Explaining, he said, safari wallet is a travel fintech platform whose goal is to give freedom of travel to local Tanzanians and Africans to afford their dream experiences by booking holidays or experiences they desire through manageable installments for a pan of up to 12 months as a payment model.
John noted that a majority of startups struggle in their early stages due to lack of exposure, capital and human resource.
On her part, Director of Emjey Couriers, Margareth Simalenga said the company delivers parcels and documents from door to door in Dar es Salaam and other regions.
She noted that during the infant stages of her business she faced many challenges including lack of office space, an app, skilled labor and financial resources to scale up.
“Five years down the lane, we have grown and expect to launch our app this month that will connect our customers digitally.
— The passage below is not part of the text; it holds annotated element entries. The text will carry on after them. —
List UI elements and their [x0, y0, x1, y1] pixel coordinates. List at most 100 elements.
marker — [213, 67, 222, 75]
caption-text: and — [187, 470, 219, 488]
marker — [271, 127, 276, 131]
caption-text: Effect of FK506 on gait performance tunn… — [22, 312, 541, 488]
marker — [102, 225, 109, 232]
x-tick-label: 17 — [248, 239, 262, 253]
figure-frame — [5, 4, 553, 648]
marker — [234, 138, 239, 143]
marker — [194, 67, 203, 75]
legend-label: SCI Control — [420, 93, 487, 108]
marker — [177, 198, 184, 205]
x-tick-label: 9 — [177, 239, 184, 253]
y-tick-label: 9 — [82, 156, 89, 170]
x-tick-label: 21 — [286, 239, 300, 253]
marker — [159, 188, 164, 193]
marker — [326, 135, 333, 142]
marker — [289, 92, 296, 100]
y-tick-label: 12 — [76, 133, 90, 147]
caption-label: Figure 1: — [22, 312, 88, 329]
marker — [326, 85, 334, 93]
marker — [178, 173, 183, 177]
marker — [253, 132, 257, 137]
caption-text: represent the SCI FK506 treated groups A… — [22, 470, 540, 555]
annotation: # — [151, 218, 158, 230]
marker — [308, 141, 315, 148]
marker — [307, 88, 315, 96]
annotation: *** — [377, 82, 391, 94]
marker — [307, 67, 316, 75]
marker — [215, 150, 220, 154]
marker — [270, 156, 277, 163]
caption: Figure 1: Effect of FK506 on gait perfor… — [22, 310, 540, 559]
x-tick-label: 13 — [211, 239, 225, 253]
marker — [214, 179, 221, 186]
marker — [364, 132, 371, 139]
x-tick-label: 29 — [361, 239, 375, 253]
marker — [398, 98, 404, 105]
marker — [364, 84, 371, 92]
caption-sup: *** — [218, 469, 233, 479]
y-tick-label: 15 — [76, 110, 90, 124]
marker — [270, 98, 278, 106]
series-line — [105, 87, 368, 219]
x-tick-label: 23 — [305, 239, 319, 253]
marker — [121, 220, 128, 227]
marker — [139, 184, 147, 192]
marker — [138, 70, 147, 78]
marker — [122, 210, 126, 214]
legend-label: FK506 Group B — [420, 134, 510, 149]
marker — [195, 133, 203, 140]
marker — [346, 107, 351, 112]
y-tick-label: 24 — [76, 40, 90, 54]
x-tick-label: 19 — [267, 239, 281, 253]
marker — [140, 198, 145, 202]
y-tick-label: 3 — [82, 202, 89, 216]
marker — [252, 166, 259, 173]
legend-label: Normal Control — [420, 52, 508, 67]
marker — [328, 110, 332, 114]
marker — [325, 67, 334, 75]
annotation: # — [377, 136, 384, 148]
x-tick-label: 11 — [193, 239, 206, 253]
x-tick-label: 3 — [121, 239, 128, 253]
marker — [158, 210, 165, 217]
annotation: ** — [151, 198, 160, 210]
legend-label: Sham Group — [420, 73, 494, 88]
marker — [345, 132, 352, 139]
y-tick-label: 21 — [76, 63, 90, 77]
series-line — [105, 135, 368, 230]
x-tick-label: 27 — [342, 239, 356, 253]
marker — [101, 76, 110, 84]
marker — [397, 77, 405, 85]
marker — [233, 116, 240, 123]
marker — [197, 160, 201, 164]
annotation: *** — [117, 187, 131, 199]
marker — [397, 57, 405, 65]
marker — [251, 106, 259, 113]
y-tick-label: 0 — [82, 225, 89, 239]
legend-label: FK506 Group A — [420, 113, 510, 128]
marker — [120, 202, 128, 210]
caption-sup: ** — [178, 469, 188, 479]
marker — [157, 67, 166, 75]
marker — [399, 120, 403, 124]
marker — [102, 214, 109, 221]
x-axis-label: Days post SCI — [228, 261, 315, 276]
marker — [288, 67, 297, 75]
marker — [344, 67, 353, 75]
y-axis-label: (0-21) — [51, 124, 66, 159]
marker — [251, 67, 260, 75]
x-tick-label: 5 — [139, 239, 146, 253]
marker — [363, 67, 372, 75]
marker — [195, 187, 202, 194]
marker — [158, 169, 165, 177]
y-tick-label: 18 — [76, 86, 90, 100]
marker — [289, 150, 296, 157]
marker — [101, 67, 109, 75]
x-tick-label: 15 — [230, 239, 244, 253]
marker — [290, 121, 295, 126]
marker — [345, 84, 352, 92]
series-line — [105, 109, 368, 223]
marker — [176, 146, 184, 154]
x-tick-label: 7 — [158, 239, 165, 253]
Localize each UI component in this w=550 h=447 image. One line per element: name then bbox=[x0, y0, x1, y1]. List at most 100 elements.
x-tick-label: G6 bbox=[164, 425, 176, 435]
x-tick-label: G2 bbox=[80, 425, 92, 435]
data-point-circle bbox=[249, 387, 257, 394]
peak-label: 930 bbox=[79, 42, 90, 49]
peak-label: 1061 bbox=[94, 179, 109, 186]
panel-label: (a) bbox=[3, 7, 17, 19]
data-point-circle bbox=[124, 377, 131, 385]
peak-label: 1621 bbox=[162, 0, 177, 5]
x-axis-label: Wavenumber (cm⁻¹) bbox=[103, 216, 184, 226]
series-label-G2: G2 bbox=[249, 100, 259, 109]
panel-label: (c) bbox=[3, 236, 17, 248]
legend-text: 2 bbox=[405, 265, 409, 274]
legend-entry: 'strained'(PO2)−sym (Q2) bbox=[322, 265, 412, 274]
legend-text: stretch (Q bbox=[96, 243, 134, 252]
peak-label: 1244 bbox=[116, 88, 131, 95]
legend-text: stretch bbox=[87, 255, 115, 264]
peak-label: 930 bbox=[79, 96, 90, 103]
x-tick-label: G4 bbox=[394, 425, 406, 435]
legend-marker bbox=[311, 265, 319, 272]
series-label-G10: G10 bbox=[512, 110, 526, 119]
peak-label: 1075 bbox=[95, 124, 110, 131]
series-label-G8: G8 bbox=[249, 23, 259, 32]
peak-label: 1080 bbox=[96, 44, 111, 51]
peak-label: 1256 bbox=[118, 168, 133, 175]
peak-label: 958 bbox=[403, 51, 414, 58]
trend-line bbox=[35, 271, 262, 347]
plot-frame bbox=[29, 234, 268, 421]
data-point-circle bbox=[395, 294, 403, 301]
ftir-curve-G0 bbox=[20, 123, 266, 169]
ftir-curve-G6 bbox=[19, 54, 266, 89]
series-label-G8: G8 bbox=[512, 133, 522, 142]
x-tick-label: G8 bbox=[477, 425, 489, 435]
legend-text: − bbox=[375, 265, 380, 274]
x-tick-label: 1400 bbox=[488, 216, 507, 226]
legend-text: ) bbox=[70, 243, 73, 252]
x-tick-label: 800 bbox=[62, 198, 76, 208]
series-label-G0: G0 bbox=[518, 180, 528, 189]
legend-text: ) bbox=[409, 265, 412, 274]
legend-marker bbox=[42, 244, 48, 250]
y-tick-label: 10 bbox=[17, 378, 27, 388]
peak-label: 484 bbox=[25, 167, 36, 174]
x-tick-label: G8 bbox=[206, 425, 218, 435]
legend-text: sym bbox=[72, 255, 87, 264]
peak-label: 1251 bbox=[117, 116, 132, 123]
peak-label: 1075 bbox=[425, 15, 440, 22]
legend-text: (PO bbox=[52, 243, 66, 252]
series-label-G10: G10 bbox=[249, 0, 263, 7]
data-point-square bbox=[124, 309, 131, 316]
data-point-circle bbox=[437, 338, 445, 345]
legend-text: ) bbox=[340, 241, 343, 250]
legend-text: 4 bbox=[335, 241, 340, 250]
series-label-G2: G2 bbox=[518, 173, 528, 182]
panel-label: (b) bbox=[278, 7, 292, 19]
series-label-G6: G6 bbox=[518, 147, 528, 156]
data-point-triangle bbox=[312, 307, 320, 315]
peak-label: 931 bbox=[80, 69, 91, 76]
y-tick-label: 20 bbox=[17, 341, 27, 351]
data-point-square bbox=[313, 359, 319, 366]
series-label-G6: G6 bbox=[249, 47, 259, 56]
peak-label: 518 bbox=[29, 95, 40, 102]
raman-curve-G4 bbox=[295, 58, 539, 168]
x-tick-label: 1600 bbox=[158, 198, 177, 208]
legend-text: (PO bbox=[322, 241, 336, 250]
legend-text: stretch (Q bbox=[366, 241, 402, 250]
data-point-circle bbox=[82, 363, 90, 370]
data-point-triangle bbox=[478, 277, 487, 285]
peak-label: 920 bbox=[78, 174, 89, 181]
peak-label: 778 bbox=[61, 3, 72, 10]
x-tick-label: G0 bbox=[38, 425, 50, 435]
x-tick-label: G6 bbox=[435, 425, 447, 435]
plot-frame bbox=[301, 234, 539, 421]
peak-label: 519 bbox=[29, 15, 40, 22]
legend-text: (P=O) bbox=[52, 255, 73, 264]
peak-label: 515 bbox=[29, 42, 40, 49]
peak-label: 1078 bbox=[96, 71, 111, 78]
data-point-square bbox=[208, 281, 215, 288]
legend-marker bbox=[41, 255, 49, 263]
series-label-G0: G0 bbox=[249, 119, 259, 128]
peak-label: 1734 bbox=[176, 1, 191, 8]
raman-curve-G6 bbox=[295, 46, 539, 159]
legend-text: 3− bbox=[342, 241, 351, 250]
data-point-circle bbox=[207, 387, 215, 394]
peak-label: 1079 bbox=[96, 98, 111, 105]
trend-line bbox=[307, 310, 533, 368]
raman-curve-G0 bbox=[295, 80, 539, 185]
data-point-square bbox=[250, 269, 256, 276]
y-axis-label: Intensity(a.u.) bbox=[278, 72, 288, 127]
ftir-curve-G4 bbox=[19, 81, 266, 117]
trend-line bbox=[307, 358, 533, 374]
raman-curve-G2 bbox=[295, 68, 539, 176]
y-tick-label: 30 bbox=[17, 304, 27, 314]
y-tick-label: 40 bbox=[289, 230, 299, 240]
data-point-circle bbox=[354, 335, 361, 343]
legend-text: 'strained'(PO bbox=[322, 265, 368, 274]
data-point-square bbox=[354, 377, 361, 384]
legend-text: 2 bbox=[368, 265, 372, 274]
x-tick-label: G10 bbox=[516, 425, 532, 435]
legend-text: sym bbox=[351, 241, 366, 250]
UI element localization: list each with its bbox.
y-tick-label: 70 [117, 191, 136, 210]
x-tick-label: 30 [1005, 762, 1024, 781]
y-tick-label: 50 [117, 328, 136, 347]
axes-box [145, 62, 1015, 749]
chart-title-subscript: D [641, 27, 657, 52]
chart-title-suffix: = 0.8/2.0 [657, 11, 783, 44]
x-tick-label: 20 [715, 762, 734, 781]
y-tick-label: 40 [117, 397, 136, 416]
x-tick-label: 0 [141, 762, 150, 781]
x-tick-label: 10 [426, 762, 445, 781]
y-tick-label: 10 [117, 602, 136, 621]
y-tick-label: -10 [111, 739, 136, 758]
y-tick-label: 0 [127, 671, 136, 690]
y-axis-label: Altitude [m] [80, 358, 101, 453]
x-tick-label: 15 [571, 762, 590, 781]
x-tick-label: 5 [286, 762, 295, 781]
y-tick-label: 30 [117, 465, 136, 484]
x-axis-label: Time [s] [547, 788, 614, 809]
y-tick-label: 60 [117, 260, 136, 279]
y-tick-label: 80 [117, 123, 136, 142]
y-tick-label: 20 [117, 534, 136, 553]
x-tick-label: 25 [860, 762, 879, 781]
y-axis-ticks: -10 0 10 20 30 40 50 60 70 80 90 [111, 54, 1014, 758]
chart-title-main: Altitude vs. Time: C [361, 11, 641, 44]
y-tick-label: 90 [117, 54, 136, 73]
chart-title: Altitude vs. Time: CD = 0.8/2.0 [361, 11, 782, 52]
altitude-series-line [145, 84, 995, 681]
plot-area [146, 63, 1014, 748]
It was difficult to access corporate clients who failed to believe in our capability at the beginning,” she said.
Also in attendance was a partner from Habari Hub, Wilmore Mihayo who said a majority of innovators adopt what has already been innovated.
“It’s not a bad thing but one has to change an innovation by at least 68 percent to claim it as an innovation,” he said.
“Our country has also experienced some innovations including the use of the internet, telephones and even change of buildings from what we had in the 1990s to what is there currently.”
Meanwhile, CEO Sahara Ventures, Jumanne Mtambalike said startups face numerous challenges but there has been progress with startup policy as well as the national digital transformation blueprint.
However, he noted that it was imperative to be realistic with what works in the country’s market especially as only 4 percent of innovation capital comes to the continent.
“In such a scenario we need to focus on the things that matter,” he said.
UNDP Investment facilitation and Finance Analyst, Linois Norlund said UNDP through its Funguo programme seeks to improve the enabling environment for women and youth-led innovation ventures.